Tento mudar minha posição, ficar muito tempo sentada faz as costas doerem e a parede úmida e fria não ajuda muito para o estado do meu corpo. Meus lábios se racham ainda mais, assim que comprimo os lábios em uma careta de dor pela movimentação em meus músculos. O gosto metálico atinge minha língua, assim que a passo sobre os ferimentos na tentativa de molhar os lábios ressecados.

Gemi de dor e de desgosto ao ver que a única coisa que consegui fazer foi esticar as pernas e nada mais. Por conta do frio, o corpo está ficando rígido o que só me preocupa ainda mais o estado da minha saúde e a do bebê.

Fecho os olhos no intuito de fazer com que as lágrimas que surgiram, parem. Mas acaba sendo em vão, assim que uma pontada forte atinge minha barriga.
— Devia segurar o choro minha pequena Emanuelle, assim ficará mais desidratada. — Ouço sua maldita voz na escuridão, em pensar que dividimos a mesma mesa, a mesma casa, meu pai os tem como irmãos, um ódio cresce em meu coração enquanto o barulho de seus passos fica cada vez mais forte, demonstrando que ele está cada vez mais perto da cela.
— Atlas Oberon... seu maldito traidor... o que meu pai pensa disso? — Falo com dificuldade.
— Há coisas em nossa profissão que devemos manter em segredo, seu pai não é mais um caçador, é um fodedor de dhampir... — Arfo com a dor pontiaguda que ultrapassa meu ventre. — Então a bruxinha não sabia? Sua amada amiga gosta de trepar com seu amado pai, imagine os dois suados, o cheiro da testosterona no ar, seus corpos colados, respirações ofegantes, ela nua sentada no pau dele, e ele acariciando cada centímetro do corpo lindo dela, aquela dhampir mataria qualquer um de tesão. — Atlas abre a cela vindo em minha direção lentamente, enquanto choro em silêncio. — Eu foderia sua amada se ela estivesse aqui.
— Você gosta de foder com monstros não é mesmo? — Falo secando minhas lágrimas.
— Eles tem um lado extraordinário minha cara, mas você é o único monstro com quem eu não foderia, nem se você estivesse em um estado melhor, não consigo ver o que Claud ver em você, é sem graça, sua única serventia será morrer para uma nova geração nascer.
— Você é um caçador de monstros, porque infestar o mundo de monstros? Não é contraditório? — Pergunto o fazendo sorrir.
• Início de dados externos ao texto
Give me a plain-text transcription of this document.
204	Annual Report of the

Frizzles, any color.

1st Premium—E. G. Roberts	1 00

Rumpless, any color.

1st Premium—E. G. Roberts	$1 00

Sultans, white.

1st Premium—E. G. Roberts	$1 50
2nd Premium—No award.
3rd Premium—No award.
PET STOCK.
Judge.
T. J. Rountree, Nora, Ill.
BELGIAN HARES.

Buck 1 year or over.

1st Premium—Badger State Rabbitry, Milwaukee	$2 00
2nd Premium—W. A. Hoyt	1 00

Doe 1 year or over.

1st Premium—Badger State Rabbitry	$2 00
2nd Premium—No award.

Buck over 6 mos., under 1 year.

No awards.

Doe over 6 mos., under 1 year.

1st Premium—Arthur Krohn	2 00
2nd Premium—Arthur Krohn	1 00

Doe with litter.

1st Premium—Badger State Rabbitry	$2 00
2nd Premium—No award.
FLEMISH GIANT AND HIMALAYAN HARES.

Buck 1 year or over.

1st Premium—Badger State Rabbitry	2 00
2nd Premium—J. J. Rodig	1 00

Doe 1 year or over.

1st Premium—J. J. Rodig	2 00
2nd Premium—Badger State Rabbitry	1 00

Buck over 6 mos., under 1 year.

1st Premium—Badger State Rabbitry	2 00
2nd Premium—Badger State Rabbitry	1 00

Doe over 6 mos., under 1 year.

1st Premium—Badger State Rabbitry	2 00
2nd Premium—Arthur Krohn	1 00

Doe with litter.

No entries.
— Eu não vou infestar esse mundo de monstros minha cara, há algumas horas, eu os terei todos aqui nesse Castelo, inclusive seu lorde, e então eu matarei cada um de vocês, e o mundo estará livre de monstros como você.
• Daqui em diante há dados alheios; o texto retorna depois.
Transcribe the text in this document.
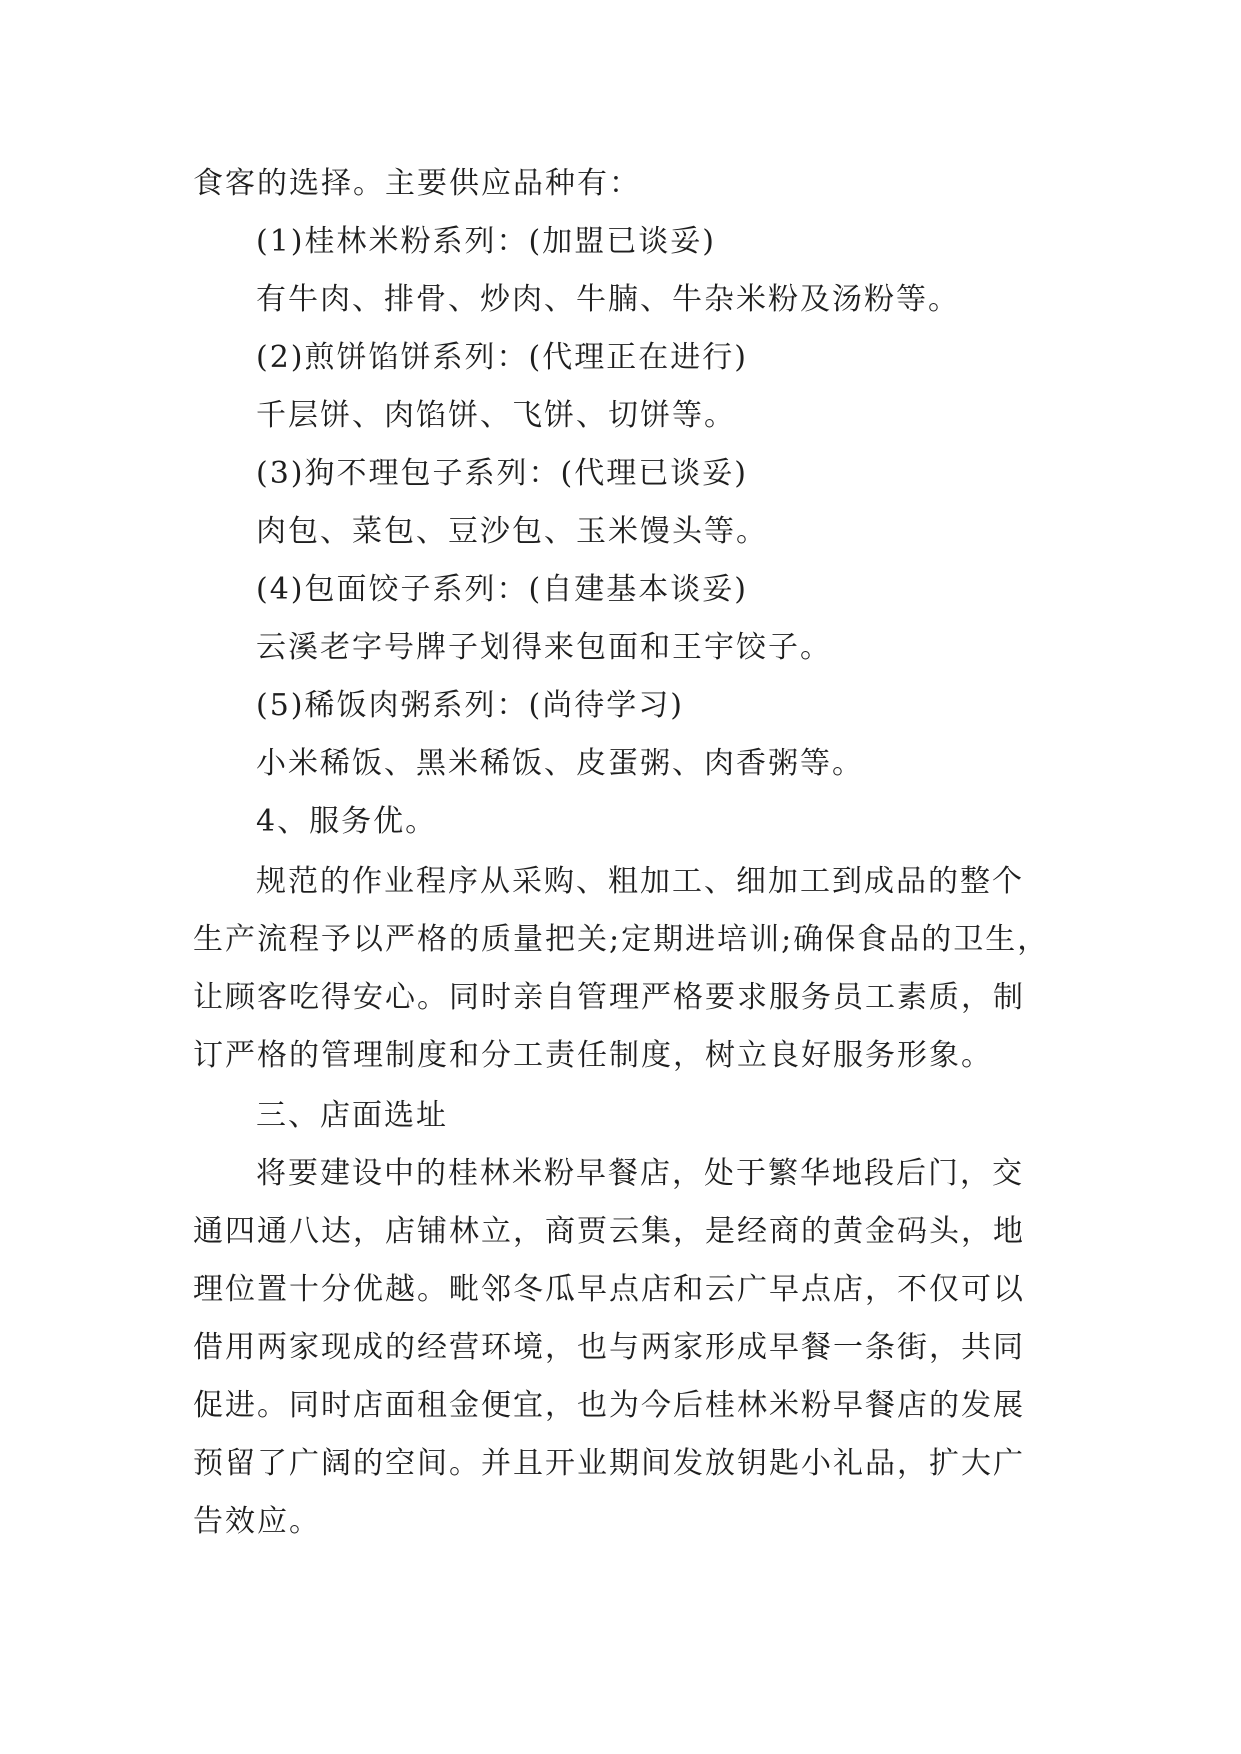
食客的选择。主要供应品种有：
(1)桂林米粉系列：(加盟已谈妥)
有牛肉、排骨、炒肉、牛腩、牛杂米粉及汤粉等。
(2)煎饼馅饼系列：(代理正在进行)
千层饼、肉馅饼、飞饼、切饼等。
(3)狗不理包子系列：(代理已谈妥)
肉包、菜包、豆沙包、玉米馒头等。
(4)包面饺子系列：(自建基本谈妥)
云溪老字号牌子划得来包面和王宇饺子。
(5)稀饭肉粥系列：(尚待学习)
小米稀饭、黑米稀饭、皮蛋粥、肉香粥等。
4、服务优。
规范的作业程序从采购、粗加工、细加工到成品的整个
生产流程予以严格的质量把关;定期进培训;确保食品的卫生，
让顾客吃得安心。同时亲自管理严格要求服务员工素质，制
订严格的管理制度和分工责任制度，树立良好服务形象。
三、店面选址
将要建设中的桂林米粉早餐店，处于繁华地段后门，交
通四通八达，店铺林立，商贾云集，是经商的黄金码头，地
理位置十分优越。毗邻冬瓜早点店和云广早点店，不仅可以
借用两家现成的经营环境，也与两家形成早餐一条街，共同
促进。同时店面租金便宜，也为今后桂林米粉早餐店的发展
预留了广阔的空间。并且开业期间发放钥匙小礼品，扩大广
告效应。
— O Drácula vai matar você.
— Desde sempre eu caço monstros e os mato, e não vai ser nas mãos de um deles que eu morrerei.
— Vai ser sim, eu vou ver o Drácula arrancar a sua cabeça e joga-la por essa janela.
— Veremos, quem vai matar quem, não serei eu a morrer essa noite... Mas não é sua hora de morrer, trouxe água, você terá que beber, Zella tem um belo vestido para você usar, ela vai dar um banho em você, pentear seus cabelos, você morrerá .... mas pelo menos estará descente... — Atlas me entrega a garrafa com água, a pego, virando em minha boca, me engasgando assim que a água encontra a minha garganta. — Calma bruxinha, você terá que está bem viva antes que aquela coisa atinja o seu cérebro e o eletrocute. — Assim que termino de tomar a água, Atlas me pega em seus braços e me carrega pelos corredores do calabouço, encaro o teto em todo o percurso, lembranças vem em minha mente quando ultrapassamos o salão de festas, subindo uma grande escada, como ele disse, vou morrer ao menos descente.